ISO-NE will need to register DER aggregators "in a manner that accommodates the physical and operational characteristics" of the resources, allows aggregation of multiple technology types, prohibits the double counting of services and establishes a minimum size requirement for aggregations that cannot exceed 100 kW, according to a Dec. 8 presentation.
"We're all struggling to figure out how to best coordinate the registration and operation of DER which are in a distribution system," Yoshimura said. There are areas of the region's electric system that have traditionally not been in the purview of an ISO, he added, and thus require "close coordination with other entities such as distribution utilities and their regulators."
Some of the more complicated issues will involve coordinating the dispatch of these resources, though Yoshimura said it is not expected to be contentious. The ISO has not historically modeled distribution systems, instead taking its analysis only down to the substation-level. Reliability from the substation to consumer is typically overseen by a distribution utility and is subject to state regulation.
"The thing we have to do that we have not done to date is coordinate resources in that distribution system while still achieving economy and reliability," he said. "We obviously don't want to dispatch resources such that it compromises safety and reliability."
The ISO is now collecting comments from stakeholders and will review them to determine the next steps.
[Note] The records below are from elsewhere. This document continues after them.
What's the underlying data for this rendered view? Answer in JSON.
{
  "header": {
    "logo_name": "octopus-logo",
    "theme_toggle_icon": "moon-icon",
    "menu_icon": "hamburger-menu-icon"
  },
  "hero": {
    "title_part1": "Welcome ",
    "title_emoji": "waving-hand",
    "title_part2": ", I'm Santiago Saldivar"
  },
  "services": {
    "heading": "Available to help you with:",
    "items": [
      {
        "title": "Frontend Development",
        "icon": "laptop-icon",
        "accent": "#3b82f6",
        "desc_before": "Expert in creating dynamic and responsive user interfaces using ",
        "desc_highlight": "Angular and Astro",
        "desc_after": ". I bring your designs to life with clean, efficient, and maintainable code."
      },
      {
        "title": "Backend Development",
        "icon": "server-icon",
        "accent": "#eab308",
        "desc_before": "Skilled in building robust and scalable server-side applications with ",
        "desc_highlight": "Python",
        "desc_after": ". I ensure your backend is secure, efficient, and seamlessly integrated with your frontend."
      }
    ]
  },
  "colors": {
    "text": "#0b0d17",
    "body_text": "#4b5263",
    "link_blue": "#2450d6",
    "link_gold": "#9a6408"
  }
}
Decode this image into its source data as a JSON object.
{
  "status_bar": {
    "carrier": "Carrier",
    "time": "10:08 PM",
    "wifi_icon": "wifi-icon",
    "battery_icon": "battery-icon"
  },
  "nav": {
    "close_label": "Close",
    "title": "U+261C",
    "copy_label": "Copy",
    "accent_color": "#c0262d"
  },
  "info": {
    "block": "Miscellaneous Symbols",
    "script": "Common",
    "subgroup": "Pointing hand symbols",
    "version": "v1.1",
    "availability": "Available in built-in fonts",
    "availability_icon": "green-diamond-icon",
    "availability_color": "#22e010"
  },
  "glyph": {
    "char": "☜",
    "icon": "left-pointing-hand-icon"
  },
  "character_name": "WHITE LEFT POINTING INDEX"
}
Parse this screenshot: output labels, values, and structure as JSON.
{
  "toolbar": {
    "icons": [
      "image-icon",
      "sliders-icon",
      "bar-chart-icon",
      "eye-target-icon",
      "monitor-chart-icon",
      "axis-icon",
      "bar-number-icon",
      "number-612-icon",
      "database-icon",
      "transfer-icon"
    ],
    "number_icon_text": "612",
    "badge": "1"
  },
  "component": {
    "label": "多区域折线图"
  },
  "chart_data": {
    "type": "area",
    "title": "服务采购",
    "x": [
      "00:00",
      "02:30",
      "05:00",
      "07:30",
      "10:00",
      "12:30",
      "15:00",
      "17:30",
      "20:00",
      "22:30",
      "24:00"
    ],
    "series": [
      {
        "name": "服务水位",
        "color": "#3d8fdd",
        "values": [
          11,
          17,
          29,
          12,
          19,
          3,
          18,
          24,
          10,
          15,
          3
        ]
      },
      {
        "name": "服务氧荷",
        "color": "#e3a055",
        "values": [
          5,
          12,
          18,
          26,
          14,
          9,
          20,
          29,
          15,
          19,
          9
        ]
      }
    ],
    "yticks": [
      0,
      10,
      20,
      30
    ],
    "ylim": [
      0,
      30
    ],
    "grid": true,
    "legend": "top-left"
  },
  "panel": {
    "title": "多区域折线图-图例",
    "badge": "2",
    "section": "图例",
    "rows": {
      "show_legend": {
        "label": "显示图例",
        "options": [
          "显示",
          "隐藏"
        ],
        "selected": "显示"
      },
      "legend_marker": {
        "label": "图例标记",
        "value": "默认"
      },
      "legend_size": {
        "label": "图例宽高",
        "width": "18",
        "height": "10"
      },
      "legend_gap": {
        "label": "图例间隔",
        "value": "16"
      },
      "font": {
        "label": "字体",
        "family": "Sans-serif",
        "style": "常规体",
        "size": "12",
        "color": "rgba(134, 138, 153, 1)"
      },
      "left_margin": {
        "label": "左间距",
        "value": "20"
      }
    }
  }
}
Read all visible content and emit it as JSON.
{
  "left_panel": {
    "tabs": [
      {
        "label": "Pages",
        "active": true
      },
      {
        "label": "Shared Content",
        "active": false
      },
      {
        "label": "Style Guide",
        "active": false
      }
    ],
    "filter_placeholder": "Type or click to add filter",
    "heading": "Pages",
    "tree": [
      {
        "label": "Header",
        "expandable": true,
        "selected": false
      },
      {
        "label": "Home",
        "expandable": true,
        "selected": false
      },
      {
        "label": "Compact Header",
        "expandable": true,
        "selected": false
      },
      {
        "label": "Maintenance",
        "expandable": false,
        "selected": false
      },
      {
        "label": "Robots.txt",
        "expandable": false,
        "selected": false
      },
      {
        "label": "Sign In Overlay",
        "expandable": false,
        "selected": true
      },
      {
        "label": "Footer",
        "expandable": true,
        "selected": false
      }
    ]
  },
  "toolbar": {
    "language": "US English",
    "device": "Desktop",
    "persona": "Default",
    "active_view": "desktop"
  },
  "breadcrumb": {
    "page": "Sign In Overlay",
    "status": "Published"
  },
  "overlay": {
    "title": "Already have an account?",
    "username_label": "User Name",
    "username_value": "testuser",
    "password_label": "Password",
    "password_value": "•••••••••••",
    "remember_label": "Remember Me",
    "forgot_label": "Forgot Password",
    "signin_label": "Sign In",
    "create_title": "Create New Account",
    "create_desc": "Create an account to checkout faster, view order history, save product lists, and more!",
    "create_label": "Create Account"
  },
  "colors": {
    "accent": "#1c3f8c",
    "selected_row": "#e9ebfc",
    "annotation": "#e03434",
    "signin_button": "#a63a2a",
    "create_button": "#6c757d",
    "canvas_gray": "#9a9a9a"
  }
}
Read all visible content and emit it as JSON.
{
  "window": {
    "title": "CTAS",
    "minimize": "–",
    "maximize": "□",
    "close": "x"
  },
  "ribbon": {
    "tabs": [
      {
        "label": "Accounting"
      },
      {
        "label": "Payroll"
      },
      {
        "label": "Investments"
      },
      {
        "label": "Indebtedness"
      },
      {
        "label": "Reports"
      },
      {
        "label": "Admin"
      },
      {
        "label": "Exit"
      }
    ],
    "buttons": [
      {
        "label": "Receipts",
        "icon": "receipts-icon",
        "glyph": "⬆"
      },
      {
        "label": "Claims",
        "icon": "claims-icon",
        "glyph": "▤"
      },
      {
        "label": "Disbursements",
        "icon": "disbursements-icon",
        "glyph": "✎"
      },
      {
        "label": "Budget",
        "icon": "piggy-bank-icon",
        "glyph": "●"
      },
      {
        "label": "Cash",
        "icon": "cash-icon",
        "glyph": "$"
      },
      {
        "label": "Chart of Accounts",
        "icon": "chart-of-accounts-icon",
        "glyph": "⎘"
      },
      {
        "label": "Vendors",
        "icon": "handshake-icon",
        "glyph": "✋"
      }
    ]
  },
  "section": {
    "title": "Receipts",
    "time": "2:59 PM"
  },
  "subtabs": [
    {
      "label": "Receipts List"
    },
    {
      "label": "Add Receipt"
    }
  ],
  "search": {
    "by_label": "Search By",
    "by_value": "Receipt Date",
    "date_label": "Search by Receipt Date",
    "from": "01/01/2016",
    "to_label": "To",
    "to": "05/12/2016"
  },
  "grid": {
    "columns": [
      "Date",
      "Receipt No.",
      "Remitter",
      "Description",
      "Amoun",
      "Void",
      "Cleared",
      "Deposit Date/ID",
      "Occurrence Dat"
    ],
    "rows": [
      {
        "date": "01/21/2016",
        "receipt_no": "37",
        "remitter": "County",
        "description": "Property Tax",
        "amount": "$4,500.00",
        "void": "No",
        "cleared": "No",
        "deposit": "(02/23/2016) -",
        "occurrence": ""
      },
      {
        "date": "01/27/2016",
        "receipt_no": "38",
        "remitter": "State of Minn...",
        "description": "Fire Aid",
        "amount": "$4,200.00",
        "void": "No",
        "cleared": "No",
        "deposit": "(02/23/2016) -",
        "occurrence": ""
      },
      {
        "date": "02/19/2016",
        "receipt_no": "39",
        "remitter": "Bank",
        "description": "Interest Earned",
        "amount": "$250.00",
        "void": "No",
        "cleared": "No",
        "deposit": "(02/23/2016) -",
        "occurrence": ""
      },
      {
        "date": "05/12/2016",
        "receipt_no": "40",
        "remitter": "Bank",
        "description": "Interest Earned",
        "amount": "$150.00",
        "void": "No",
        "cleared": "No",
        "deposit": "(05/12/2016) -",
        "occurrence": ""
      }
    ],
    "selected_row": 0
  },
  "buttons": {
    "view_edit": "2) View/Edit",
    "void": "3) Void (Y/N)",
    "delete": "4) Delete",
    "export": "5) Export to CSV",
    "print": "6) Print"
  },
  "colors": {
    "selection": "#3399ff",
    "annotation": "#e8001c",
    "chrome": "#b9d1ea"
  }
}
An announcement on the those next steps is expected in January.
"That coordination will be critical, and we haven't had to do that because traditionally power flowed from the bulk system to distribution system and not the other way," Yoshimura said. "That's a challenge."
"We've never had to coordinate the dispatch of resources with a distribution utility and a state regulator that might have an interest in how we're doing that," he said. But "once a resource participates in our market and is subject to ISO dispatch control, such coordination becomes necessary."